I feel like my new job is making plans with people. Yes, you know who you are. We are constantly sending messages back and forth and trying to set up a time and place to have a play date. It takes days to figure it out and then last minute, some sort of excuse comes up that we can't hang out. The baby is sick, the baby is cranky, I'm sick, nap schedules aren't synced, the list goes on.... None of these cancelled plans are anyone's fault. It's not like we all don't try to hang out, it just never happens easily with an 11 month old. Oh, how I miss when Carson was just a lump and could go almost anywhere easily. It's about to get crazier now because he's just about walking!!

So, sometimes my weeks seem like they are going to be so full of plans with friends, then most of the time the plans fall through. Most of the time it's because our kids have to nap so much! Why do babies need to sleep 3-4 hours a day?? I'm sure when Carson stops napping I will miss it and just be even busier.
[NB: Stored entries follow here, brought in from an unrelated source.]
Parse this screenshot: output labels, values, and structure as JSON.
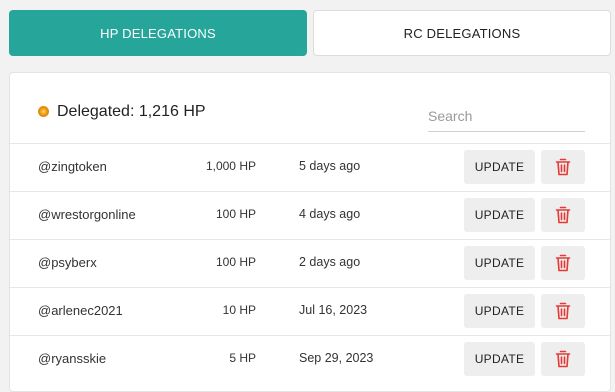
{
  "tabs": {
    "hp_label": "HP DELEGATIONS",
    "rc_label": "RC DELEGATIONS"
  },
  "panel": {
    "delegated_label": "Delegated: 1,216 HP",
    "search_placeholder": "Search",
    "update_label": "UPDATE",
    "coin_icon": "hp-coin-icon",
    "delete_icon": "trash-icon",
    "accent_color": "#26a69a",
    "delete_color": "#e53935"
  },
  "delegations": [
    {
      "account": "@zingtoken",
      "amount": "1,000 HP",
      "date": "5 days ago"
    },
    {
      "account": "@wrestorgonline",
      "amount": "100 HP",
      "date": "4 days ago"
    },
    {
      "account": "@psyberx",
      "amount": "100 HP",
      "date": "2 days ago"
    },
    {
      "account": "@arlenec2021",
      "amount": "10 HP",
      "date": "Jul 16, 2023"
    },
    {
      "account": "@ryansskie",
      "amount": "5 HP",
      "date": "Sep 29, 2023"
    }
  ]
}
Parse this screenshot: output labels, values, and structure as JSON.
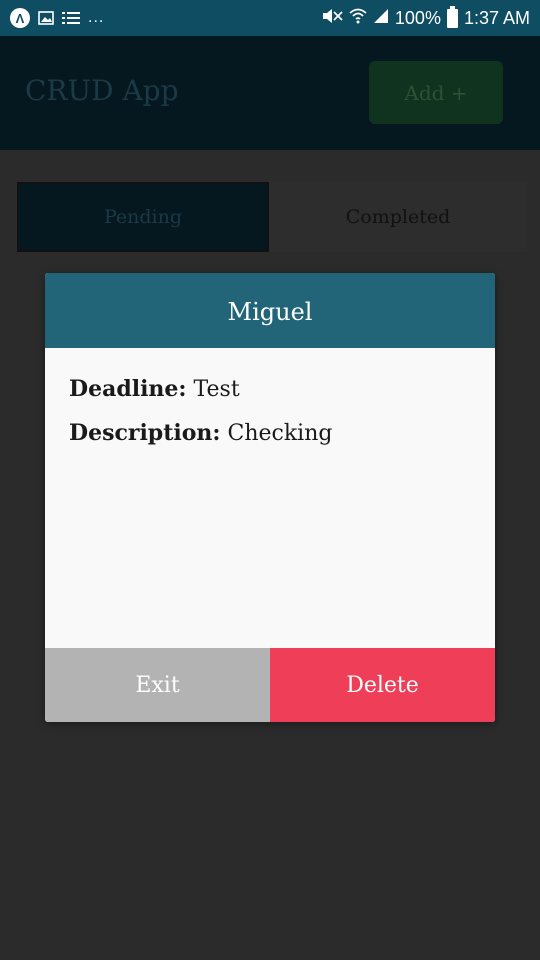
{
  "status_bar": {
    "notification_dots": "...",
    "battery": "100%",
    "time": "1:37 AM",
    "icons": [
      "app-icon",
      "image-icon",
      "list-icon",
      "mute-icon",
      "wifi-icon",
      "signal-icon",
      "battery-icon"
    ]
  },
  "header": {
    "title": "CRUD App",
    "add_label": "Add +"
  },
  "tabs": [
    {
      "label": "Pending",
      "active": true
    },
    {
      "label": "Completed",
      "active": false
    }
  ],
  "modal": {
    "title": "Miguel",
    "fields": [
      {
        "label": "Deadline:",
        "value": "Test"
      },
      {
        "label": "Description:",
        "value": "Checking"
      }
    ],
    "exit_label": "Exit",
    "delete_label": "Delete"
  },
  "colors": {
    "status_bar": "#0f4d63",
    "modal_header": "#226579",
    "delete": "#ef3e58",
    "exit": "#b3b3b3"
  }
}
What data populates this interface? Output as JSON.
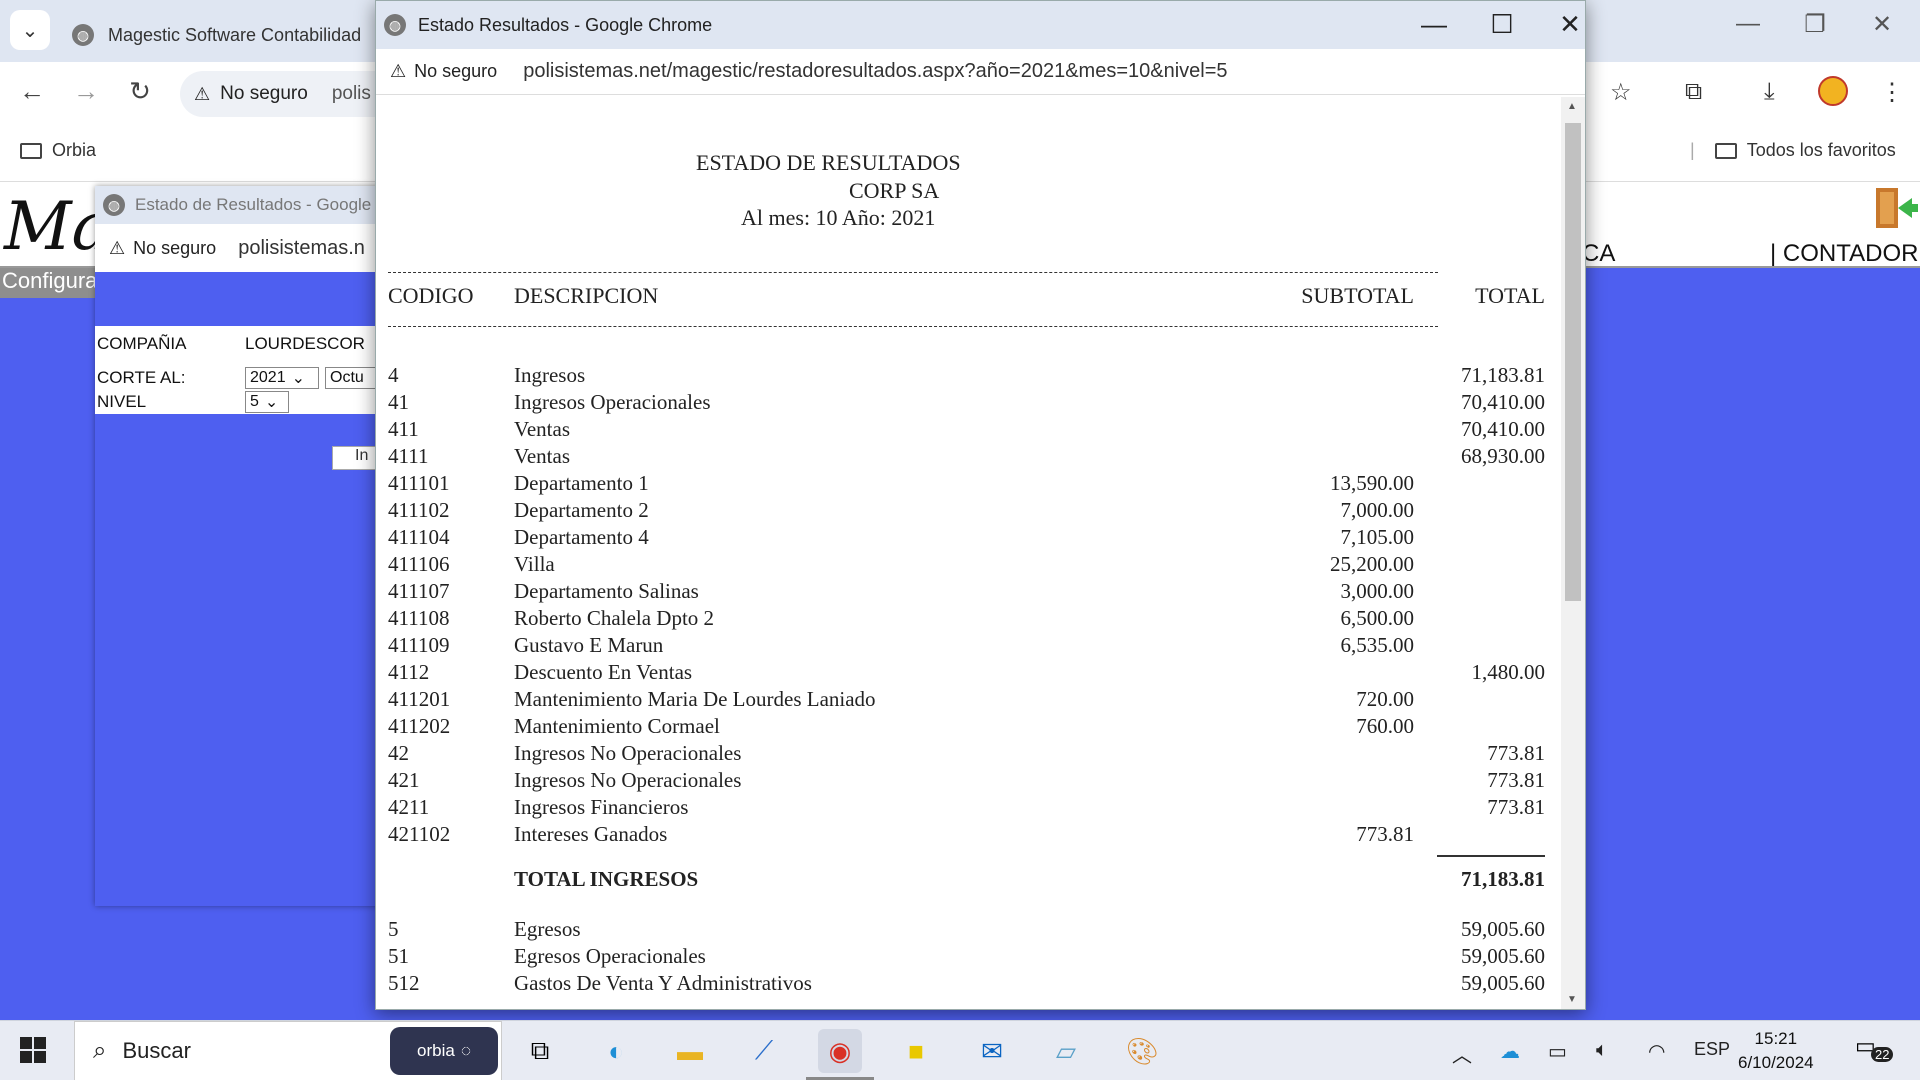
{
  "background_window": {
    "tab_title": "Magestic Software Contabilidad",
    "omnibox_warning": "No seguro",
    "omnibox_url": "polis",
    "bookmark_orbia": "Orbia",
    "bookmark_all": "Todos los favoritos"
  },
  "app": {
    "logo_text": "Ma",
    "menu_ca": "CA",
    "menu_contador": "| CONTADOR",
    "config_menu": "Configura"
  },
  "popup2": {
    "title": "Estado de Resultados - Google",
    "warning": "No seguro",
    "url": "polisistemas.n",
    "form": {
      "company_label": "COMPAÑIA",
      "company_value": "LOURDESCOR",
      "corte_label": "CORTE AL:",
      "year_value": "2021",
      "month_value": "Octu",
      "nivel_label": "NIVEL",
      "nivel_value": "5"
    },
    "button_label": "In"
  },
  "popup": {
    "title": "Estado Resultados - Google Chrome",
    "warning": "No seguro",
    "url": "polisistemas.net/magestic/restadoresultados.aspx?año=2021&mes=10&nivel=5"
  },
  "report": {
    "title": "ESTADO DE RESULTADOS",
    "company": "CORP SA",
    "period": "Al mes: 10 Año: 2021",
    "headers": {
      "codigo": "CODIGO",
      "descripcion": "DESCRIPCION",
      "subtotal": "SUBTOTAL",
      "total": "TOTAL"
    },
    "rows": [
      {
        "code": "4",
        "desc": "Ingresos",
        "subtotal": "",
        "total": "71,183.81"
      },
      {
        "code": "41",
        "desc": "Ingresos Operacionales",
        "subtotal": "",
        "total": "70,410.00"
      },
      {
        "code": "411",
        "desc": "Ventas",
        "subtotal": "",
        "total": "70,410.00"
      },
      {
        "code": "4111",
        "desc": "Ventas",
        "subtotal": "",
        "total": "68,930.00"
      },
      {
        "code": "411101",
        "desc": "Departamento 1",
        "subtotal": "13,590.00",
        "total": ""
      },
      {
        "code": "411102",
        "desc": "Departamento 2",
        "subtotal": "7,000.00",
        "total": ""
      },
      {
        "code": "411104",
        "desc": "Departamento 4",
        "subtotal": "7,105.00",
        "total": ""
      },
      {
        "code": "411106",
        "desc": "Villa",
        "subtotal": "25,200.00",
        "total": ""
      },
      {
        "code": "411107",
        "desc": "Departamento Salinas",
        "subtotal": "3,000.00",
        "total": ""
      },
      {
        "code": "411108",
        "desc": "Roberto Chalela Dpto 2",
        "subtotal": "6,500.00",
        "total": ""
      },
      {
        "code": "411109",
        "desc": "Gustavo E Marun",
        "subtotal": "6,535.00",
        "total": ""
      },
      {
        "code": "4112",
        "desc": "Descuento En Ventas",
        "subtotal": "",
        "total": "1,480.00"
      },
      {
        "code": "411201",
        "desc": "Mantenimiento Maria De Lourdes Laniado",
        "subtotal": "720.00",
        "total": ""
      },
      {
        "code": "411202",
        "desc": "Mantenimiento Cormael",
        "subtotal": "760.00",
        "total": ""
      },
      {
        "code": "42",
        "desc": "Ingresos No Operacionales",
        "subtotal": "",
        "total": "773.81"
      },
      {
        "code": "421",
        "desc": "Ingresos No Operacionales",
        "subtotal": "",
        "total": "773.81"
      },
      {
        "code": "4211",
        "desc": "Ingresos Financieros",
        "subtotal": "",
        "total": "773.81"
      },
      {
        "code": "421102",
        "desc": "Intereses Ganados",
        "subtotal": "773.81",
        "total": ""
      }
    ],
    "total_ingresos": {
      "label": "TOTAL INGRESOS",
      "value": "71,183.81"
    },
    "rows2": [
      {
        "code": "5",
        "desc": "Egresos",
        "subtotal": "",
        "total": "59,005.60"
      },
      {
        "code": "51",
        "desc": "Egresos Operacionales",
        "subtotal": "",
        "total": "59,005.60"
      },
      {
        "code": "512",
        "desc": "Gastos De Venta Y Administrativos",
        "subtotal": "",
        "total": "59,005.60"
      }
    ]
  },
  "taskbar": {
    "search_placeholder": "Buscar",
    "orbia_chip": "orbia",
    "lang": "ESP",
    "time": "15:21",
    "date": "6/10/2024",
    "notifications": "22"
  }
}
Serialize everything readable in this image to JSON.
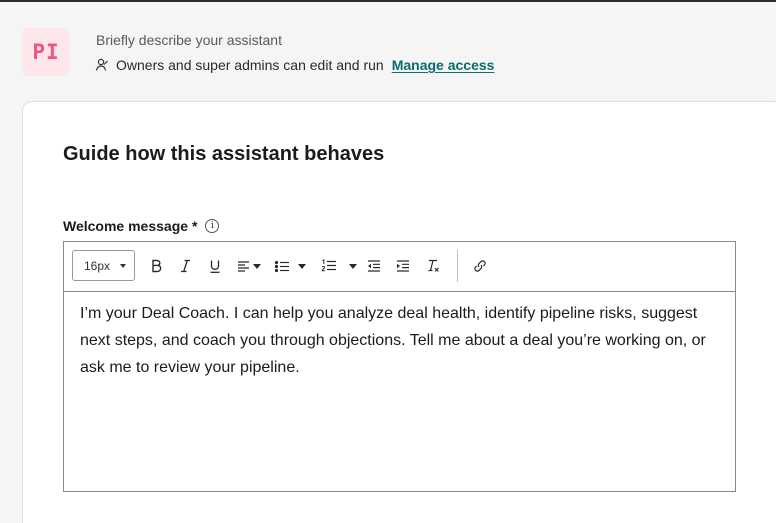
{
  "header": {
    "avatar_initials": "PI",
    "description_placeholder": "Briefly describe your assistant",
    "access_text": "Owners and super admins can edit and run",
    "manage_access_label": "Manage access"
  },
  "section": {
    "title": "Guide how this assistant behaves",
    "welcome_label": "Welcome message",
    "required_marker": "*"
  },
  "editor": {
    "font_size": "16px",
    "toolbar_icons": [
      "bold-icon",
      "italic-icon",
      "underline-icon",
      "align-icon",
      "bullet-list-icon",
      "numbered-list-icon",
      "decrease-indent-icon",
      "increase-indent-icon",
      "clear-format-icon",
      "link-icon"
    ],
    "content": "I’m your Deal Coach. I can help you analyze deal health, identify pipeline risks, suggest next steps, and coach you through objections. Tell me about a deal you’re working on, or ask me to review your pipeline."
  },
  "colors": {
    "avatar_bg": "#fde7ea",
    "avatar_text": "#f2547d",
    "link": "#0b6e6e"
  }
}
Being pregnant I thought I'd have so much time to spend with other Mom's and be able to meet new friends. Yeah right! My days are all spent doing dishes, laundry, cleaning bathrooms and changing 10 diapers or more. I can't forget about our poor dog Arlo either. He needs walks. We STILL don't have our backyard fenced in so he needs to be walked on a leash. That is a half an hour event in itself.


I guess this post is sort of a general complaint (sorry about that ,I'm sure it's not all that inspiring to any future-Mom's reading this). The reality of being a stay-at-home- Mom is that it can get very monotonous. It's pretty sad when most of my socializing is with a computer! Not my thing really. I'm used to interacting with humans! I'm sure the ladies at Belly Laughs hate when I come in. They must think:"Oh no, not this girl again. She's going to talk to me for 15 minutes about nothing!"

Even though this life of mine sounds crazy and stressful (it can be at times!) I have Carson to keep me going every day. He makes me laugh and is the centre of my existence(Austin and Arlo too!). I wouldn't have it any other way. I have learned to just find pleasure in what my life is and have learned to love my own life. I can't find happiness from others. I've had to learn to find it from myself and from the family I have created.